II. Eligible Institutions and Insolvency Risk

Another potential risk for the lender is that the Account Bank maintaining the Collateral Account may itself become insolvent and be placed into a receivership or conservatorship. In the United States, most banks’ deposits are insured by the Federal Deposit Insurance Corporation (the “FDIC”). In the event of bank failure and resulting receivership or conservatorship, the FDIC, as receiver or conservator, will reimburse the depositors of the failed bank for the value of their insured deposits (up to $250,000 for a single account) and will coordinate a sale of the failed bank’s assets to repay the bank’s remaining uninsured deposit obligations. To the extent a depositor has deposits in excess of the federally insured amount, the depositor has a claim against the failed institution’s receivership estate for the uninsured amount, which will be repaid with the proceeds recovered from the liquidation of the failed institution’s assets. As a result, repayment of uninsured deposits could be delayed considerably depending on the timing of the liquidation proceeding with respect to the bank’s assets. In addition, while uninsured depositors are paid before other unsecured creditors, full recovery for uninsured depositors is not guaranteed.

To minimize the risk of insolvency by the Account Bank, the Fund and the lender may specify in the Facility documents that the Collateral Account be held only at an institution meeting specified criteria (an “Eligible Institution”). Generally, the Eligible Institution must hold a minimum threshold dollar amount in capital reserves, possess maximum FDIC deposit insurance coverage, be subject to state or federal regulatory oversight and receive minimum credit ratings from approved ratings agencies. Similarly, where the Account Bank is located outside of the United States, the Facility documents may require the Account Bank to satisfy certain requirements, including minimum credit ratings.

III. Collateral Account Monitoring

Timely and accurate financial reporting enables the lender to monitor the financial condition of the Fund and the status of the Facility’s collateral.

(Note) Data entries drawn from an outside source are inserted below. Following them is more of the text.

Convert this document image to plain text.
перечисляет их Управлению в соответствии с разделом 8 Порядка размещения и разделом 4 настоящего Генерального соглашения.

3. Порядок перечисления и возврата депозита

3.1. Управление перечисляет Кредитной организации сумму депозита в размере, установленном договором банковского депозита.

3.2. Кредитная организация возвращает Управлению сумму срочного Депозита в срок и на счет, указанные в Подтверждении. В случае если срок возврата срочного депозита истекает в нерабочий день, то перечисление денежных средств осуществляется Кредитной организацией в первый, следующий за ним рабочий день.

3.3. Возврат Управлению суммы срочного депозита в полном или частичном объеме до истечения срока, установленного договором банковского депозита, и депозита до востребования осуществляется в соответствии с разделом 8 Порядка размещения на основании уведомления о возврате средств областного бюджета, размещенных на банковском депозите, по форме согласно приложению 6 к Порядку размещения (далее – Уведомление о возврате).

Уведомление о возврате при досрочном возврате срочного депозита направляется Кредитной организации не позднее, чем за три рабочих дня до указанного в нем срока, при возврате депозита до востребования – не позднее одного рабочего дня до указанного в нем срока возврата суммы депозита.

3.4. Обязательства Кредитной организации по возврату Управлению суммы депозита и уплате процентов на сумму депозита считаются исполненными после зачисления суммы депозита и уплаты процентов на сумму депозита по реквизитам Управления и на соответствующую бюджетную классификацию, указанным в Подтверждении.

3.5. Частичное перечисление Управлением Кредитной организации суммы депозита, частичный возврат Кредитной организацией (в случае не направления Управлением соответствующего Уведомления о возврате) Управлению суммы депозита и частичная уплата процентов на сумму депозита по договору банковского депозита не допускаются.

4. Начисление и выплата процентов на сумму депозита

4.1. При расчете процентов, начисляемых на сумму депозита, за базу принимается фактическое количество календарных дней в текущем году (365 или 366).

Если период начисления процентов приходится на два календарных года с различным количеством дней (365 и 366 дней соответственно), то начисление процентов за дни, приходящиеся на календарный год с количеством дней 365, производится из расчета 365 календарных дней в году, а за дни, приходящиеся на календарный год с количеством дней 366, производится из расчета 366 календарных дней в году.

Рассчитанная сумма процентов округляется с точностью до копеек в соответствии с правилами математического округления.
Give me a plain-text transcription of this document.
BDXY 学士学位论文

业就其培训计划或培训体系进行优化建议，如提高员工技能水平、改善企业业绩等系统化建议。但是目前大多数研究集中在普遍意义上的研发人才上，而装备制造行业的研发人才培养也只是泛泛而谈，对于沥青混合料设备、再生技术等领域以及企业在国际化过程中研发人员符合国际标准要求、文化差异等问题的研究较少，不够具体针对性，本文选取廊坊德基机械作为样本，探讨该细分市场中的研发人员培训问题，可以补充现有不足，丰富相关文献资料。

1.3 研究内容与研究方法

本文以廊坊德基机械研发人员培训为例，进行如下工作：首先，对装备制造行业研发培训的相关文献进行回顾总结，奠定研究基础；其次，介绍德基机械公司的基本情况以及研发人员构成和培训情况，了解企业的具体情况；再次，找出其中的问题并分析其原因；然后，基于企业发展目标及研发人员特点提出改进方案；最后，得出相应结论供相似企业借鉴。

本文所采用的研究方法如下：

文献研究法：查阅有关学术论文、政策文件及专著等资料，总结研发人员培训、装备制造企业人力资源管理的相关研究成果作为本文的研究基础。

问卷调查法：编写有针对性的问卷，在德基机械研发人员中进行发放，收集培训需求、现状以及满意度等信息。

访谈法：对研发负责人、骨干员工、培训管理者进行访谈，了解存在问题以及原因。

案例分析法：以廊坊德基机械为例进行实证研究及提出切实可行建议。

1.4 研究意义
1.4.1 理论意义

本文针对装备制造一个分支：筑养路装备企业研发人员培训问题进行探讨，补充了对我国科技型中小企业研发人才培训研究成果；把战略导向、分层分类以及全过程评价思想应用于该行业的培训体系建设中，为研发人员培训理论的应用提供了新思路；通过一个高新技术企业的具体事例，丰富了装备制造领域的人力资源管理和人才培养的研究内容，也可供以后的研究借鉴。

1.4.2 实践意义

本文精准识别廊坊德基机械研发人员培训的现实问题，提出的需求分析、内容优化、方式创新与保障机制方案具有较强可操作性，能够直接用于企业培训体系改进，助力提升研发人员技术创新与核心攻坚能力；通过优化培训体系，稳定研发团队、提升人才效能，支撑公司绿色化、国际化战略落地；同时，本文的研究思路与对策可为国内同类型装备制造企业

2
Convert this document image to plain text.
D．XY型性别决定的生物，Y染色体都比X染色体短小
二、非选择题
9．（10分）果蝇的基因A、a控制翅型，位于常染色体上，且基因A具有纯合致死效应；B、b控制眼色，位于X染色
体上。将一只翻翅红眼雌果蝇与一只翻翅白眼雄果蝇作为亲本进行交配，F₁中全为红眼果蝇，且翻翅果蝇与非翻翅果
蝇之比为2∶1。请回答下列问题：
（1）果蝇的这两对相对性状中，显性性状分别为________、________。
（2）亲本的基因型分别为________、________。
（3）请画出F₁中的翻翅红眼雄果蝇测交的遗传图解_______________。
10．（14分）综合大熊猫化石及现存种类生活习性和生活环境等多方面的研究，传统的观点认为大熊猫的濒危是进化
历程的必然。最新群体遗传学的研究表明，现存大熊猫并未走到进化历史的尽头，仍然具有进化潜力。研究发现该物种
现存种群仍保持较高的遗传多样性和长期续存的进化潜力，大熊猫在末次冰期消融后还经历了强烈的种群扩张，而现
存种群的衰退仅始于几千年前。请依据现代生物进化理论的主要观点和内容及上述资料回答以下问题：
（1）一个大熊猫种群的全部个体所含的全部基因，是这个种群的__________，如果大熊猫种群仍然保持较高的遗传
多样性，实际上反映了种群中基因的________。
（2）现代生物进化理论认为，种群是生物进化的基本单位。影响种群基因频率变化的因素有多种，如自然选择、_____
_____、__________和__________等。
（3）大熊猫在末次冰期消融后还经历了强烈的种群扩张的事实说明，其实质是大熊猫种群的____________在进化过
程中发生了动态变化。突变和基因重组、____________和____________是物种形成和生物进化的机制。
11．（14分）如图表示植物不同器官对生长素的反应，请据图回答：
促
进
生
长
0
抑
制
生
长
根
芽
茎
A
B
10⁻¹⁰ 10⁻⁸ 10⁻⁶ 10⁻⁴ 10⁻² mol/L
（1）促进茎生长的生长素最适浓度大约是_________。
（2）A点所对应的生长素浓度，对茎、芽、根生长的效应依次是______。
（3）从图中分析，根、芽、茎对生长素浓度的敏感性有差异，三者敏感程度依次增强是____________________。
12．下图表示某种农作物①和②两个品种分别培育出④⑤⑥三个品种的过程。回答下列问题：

For this reason, the Facility documents may require the Fund to agree to promptly deliver information relating to the collateral, including capital call notices, notices of transfers, investor downgrades and similar requirements. To enhance its ability to effectively monitor the collateral within the Collateral Account, the lender may require electronic account access or periodic delivery of account statements by the Fund. In the event the Fund fails to provide the information requested, the Control Agreement should include language providing the Fund’s consent to the Account Bank’s delivery of such information directly to the lender.

Conclusion

While the suggestions for drafting and best practices contained in this Legal Update may assist a lender in mitigating certain problems associated with Collateral Accounts in Facilities, the facts and circumstances of each Facility may call for variations of any approach suggested above. For this reason, each lender or other secured party should confer with experienced counsel to ensure that the applicable Facility documents and Control Agreement are drafted to address its specific needs in addition to the risks for lenders relating to Collateral Accounts.

 


 

1 Under NY UCC § 9-314, security interests in deposit accounts are perfected when the secured party establishes control of the collateral and remain perfected only as long as the lender continues to have control.

2 For further discussion on default remedies, see “Default Remedies under Subscription Credit Facilities: Guide to the Foreclosure Process” in the Mayer Brown Fund Finance Market Review, Spring 2018.